Use of Benzodiazepines by Sex and Mental Disorder

In both sexes, clonazepam and lorazepam were the more frequently prescribed benzodiazepines. Similarly, clonazepam and lorazepam were the most frequently prescribed in the different mental disorders. It worth to point out that clonazepam was more prevalent within non-affective disorders while lorazepam was more used in affective disorders. In this regard, clonazepam and lorazepam were also the most used benzodiazepines in several studies.28,29 In contrast, other studies reported diazepam30,31 or bromazepam32 as the most used benzodiazepine. It is important to note that these divergences may occur due to the different groups studied and/or the several drugs that are available in different countries.

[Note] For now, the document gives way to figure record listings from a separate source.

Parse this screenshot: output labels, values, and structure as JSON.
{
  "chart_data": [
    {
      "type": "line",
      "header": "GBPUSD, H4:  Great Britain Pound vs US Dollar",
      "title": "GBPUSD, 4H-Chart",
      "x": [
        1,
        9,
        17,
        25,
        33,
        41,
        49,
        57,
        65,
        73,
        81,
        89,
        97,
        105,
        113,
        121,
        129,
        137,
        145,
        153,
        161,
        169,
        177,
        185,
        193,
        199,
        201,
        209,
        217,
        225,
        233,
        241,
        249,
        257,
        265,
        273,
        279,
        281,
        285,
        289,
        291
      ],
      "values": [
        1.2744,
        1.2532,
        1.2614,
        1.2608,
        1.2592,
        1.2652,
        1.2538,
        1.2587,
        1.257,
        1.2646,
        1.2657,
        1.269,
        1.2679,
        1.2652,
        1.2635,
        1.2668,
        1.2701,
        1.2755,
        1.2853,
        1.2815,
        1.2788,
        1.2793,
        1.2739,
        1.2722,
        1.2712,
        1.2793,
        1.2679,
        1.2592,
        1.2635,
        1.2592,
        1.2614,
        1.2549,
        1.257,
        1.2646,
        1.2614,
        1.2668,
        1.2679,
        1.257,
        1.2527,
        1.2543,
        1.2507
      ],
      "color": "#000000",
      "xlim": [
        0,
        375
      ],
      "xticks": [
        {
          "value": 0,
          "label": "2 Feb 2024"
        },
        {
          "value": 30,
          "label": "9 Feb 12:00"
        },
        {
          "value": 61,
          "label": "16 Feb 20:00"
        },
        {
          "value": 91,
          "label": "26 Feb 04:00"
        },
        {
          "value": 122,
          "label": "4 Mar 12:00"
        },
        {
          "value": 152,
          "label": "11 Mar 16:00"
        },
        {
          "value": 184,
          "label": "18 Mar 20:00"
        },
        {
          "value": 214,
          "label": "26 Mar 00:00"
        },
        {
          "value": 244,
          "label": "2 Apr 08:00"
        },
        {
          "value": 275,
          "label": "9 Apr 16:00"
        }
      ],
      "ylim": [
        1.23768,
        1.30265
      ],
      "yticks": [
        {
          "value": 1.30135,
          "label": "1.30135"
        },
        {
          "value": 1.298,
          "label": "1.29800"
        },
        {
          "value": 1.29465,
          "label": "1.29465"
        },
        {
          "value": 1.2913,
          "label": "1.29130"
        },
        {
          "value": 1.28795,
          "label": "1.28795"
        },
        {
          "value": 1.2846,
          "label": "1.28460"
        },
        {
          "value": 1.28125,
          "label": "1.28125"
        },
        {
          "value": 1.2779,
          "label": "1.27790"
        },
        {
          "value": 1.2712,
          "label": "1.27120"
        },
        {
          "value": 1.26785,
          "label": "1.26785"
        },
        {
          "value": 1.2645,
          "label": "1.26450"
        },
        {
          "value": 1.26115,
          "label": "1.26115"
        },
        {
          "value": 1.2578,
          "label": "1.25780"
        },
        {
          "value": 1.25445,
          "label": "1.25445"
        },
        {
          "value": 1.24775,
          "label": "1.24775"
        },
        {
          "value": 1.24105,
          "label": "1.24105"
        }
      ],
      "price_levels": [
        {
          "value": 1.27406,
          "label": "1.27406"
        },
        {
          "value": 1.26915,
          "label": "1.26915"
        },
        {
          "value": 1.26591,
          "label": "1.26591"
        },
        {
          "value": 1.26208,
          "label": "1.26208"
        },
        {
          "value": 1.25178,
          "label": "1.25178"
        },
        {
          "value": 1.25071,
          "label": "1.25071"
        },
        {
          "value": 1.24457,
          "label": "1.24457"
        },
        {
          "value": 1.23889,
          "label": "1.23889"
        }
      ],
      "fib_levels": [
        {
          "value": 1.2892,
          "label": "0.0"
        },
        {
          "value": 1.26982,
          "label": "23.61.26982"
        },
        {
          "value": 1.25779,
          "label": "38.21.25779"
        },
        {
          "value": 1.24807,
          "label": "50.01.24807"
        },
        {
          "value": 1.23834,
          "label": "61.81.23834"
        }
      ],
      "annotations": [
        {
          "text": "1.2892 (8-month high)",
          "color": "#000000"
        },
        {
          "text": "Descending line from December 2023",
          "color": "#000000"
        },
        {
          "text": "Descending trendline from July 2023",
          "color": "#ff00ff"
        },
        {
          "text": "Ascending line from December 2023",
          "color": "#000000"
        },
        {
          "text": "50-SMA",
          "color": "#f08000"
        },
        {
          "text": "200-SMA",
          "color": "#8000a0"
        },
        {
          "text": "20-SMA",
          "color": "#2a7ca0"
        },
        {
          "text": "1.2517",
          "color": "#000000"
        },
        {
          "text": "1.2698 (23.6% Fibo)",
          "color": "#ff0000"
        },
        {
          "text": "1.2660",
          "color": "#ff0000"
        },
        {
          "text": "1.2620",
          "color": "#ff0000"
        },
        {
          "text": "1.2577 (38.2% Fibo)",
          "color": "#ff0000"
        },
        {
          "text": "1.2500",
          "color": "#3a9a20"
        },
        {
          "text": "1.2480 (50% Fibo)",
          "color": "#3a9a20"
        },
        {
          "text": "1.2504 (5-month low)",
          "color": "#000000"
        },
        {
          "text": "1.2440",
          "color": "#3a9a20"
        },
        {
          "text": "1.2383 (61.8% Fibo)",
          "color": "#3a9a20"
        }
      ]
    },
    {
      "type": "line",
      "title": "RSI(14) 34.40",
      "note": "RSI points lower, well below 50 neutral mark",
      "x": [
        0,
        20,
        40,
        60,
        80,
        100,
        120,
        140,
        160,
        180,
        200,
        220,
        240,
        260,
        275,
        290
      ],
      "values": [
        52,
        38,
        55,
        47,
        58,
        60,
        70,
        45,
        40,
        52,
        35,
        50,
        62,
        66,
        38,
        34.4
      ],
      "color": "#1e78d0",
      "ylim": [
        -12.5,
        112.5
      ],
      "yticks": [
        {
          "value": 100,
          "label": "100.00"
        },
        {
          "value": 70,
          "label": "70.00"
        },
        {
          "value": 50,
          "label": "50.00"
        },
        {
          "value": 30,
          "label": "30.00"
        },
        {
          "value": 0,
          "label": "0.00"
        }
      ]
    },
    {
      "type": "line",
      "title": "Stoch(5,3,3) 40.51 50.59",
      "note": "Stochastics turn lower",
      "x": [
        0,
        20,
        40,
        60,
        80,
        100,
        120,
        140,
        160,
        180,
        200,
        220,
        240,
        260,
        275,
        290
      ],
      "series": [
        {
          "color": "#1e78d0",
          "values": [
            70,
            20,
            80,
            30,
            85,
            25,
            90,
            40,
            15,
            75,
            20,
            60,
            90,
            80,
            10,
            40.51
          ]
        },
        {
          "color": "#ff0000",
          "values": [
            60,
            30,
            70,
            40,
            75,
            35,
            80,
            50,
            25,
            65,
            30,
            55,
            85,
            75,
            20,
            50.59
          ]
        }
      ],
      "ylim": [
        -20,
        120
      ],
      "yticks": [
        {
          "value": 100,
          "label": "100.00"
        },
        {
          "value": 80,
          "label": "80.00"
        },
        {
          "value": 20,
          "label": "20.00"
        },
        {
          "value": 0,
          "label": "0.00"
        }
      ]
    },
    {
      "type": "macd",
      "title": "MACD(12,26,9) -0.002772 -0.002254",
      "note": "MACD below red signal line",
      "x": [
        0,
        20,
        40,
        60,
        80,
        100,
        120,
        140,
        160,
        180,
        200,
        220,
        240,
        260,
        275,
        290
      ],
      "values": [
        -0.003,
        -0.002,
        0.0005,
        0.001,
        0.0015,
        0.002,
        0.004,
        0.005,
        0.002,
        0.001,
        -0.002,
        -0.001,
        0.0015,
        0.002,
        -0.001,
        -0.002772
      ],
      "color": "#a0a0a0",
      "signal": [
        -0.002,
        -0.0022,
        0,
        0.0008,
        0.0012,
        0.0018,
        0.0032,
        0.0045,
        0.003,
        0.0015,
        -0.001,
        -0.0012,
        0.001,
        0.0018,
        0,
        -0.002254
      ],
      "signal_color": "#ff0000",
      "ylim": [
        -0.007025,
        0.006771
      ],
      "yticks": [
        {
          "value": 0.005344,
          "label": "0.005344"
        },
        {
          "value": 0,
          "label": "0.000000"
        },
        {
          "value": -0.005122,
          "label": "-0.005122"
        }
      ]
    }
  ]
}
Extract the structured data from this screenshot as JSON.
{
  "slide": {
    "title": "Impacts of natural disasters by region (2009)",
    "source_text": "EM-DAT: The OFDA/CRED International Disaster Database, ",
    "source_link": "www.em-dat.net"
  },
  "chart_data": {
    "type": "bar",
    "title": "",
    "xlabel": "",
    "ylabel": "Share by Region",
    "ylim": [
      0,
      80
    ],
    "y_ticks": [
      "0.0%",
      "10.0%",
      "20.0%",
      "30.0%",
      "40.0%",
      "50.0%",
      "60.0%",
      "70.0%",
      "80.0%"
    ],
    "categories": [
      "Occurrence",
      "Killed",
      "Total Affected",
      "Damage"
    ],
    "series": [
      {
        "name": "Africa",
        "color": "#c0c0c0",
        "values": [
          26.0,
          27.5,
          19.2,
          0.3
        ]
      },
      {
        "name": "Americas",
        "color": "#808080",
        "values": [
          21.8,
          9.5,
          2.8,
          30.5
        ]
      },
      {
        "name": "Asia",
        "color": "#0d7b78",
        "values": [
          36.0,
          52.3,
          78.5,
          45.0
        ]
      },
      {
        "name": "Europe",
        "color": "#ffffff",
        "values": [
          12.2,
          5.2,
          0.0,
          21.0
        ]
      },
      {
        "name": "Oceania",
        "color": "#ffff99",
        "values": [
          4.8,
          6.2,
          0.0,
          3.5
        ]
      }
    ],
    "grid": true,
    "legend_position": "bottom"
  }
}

Overall, the present study demonstrated that the long-term (1-year) use of benzodiazepines is higher than desirable (>48%). In contrast, scientific evidence recommends the use of benzodiazepine as an adjuvant in treating anxiety, insomnia or depression only during the first four weeks of the treatment. As previously pointed out Smith and Tett,33 clinical guidelines and restriction campaigns contribute to raise awareness of inappropriate use of benzodiazepines. Nonetheless, in Western countries, patients are not treated according to clinical guidelines based on scientific evidence.23 It has been shown that long term use of benzodiazepines (>1 year) increased the risk of abstinence syndrome, accidents, suicide attempt (especially in depressed individuals), reduction of the work capability and increase in the costs of hospitalization.2022 Therefore, physicians should try to withdrawal benzodiazepines since the first prescription and try to avoid their use in the long-term management of the disease.

Limits

Given our inclusion/exclusion criteria were not restrictive; our cohort provides a high external validity to the western countries, in particular to Spain. Nonetheless, our study may hide some biases. For example, some clinical data, such as tobacco and drugs, are often unrecorded. Moreover, psychotropic medication could be also used in organic diseases such as neuropathic pain, migraine or others. Due to the lack about this information we could have overestimated the use of benzodiazepines in our cohort. In addition, Compliance with the LAIs was guaranteed given the treatment was administered by trained healthcare staff and it could impact in the need of concomitant treatments. Furthermore, considering that the severity of each patient’s condition was not available from hospital records, it is not possible to elucidate whether patients of LAI groups had a worse prognosis versus patients treated with oral antipsychotics. Therefore, more studies including anxiety, anger, depression scales and prescriber habits are needed to truly establish the underlying reasons and risk factors involved in the prescription of benzodiazepines in mental health.

Conclusions

In summary, this is the first study showing the patterns of prescription of benzodiazepines in a cohort from mental health and comparing its dosage in diazepam equivalents. Despite the limitations of our study, we demonstrated that benzodiazepines are widely prescribed, mainly clonazepam followed by lorazepam and diazepam. Most of patients used at least one benzodiazepines and the daily mean intake of benzodiazepines corresponds to 25 mg of diazepam equivalents. Therefore, benzodiazepines are extensively prescribed and used at higher doses than desirable. Further research is needed to clarify the risk factors and reasons to benzodiazepine prescriptions; however, our findings could be useful for clinicians and their practice.

Footnotes

Funding

The authors neither received public or private funding nor grant to carry out this study

Conflict of Interests

None of the authors have conflict of interest.

Ethics Approval

Ethics and methodology issues approval for the study were granted by both the Research Ethic Committee of the Murcia Health Service and by the Ethic Committee of the San Antonio Catholic University of Murcia (UCAM) (CE031914). No identifiable information was retained or is presented in this manuscript.

Key points

1. Benzodiazepines are widely prescribed, mainly clonazepam followed by lorazepam and diazepam

2. To be women and affective disorders are the main risk factors for the prescription of benzodiazepines while the long acting-injectables antipsychotics lower the risk.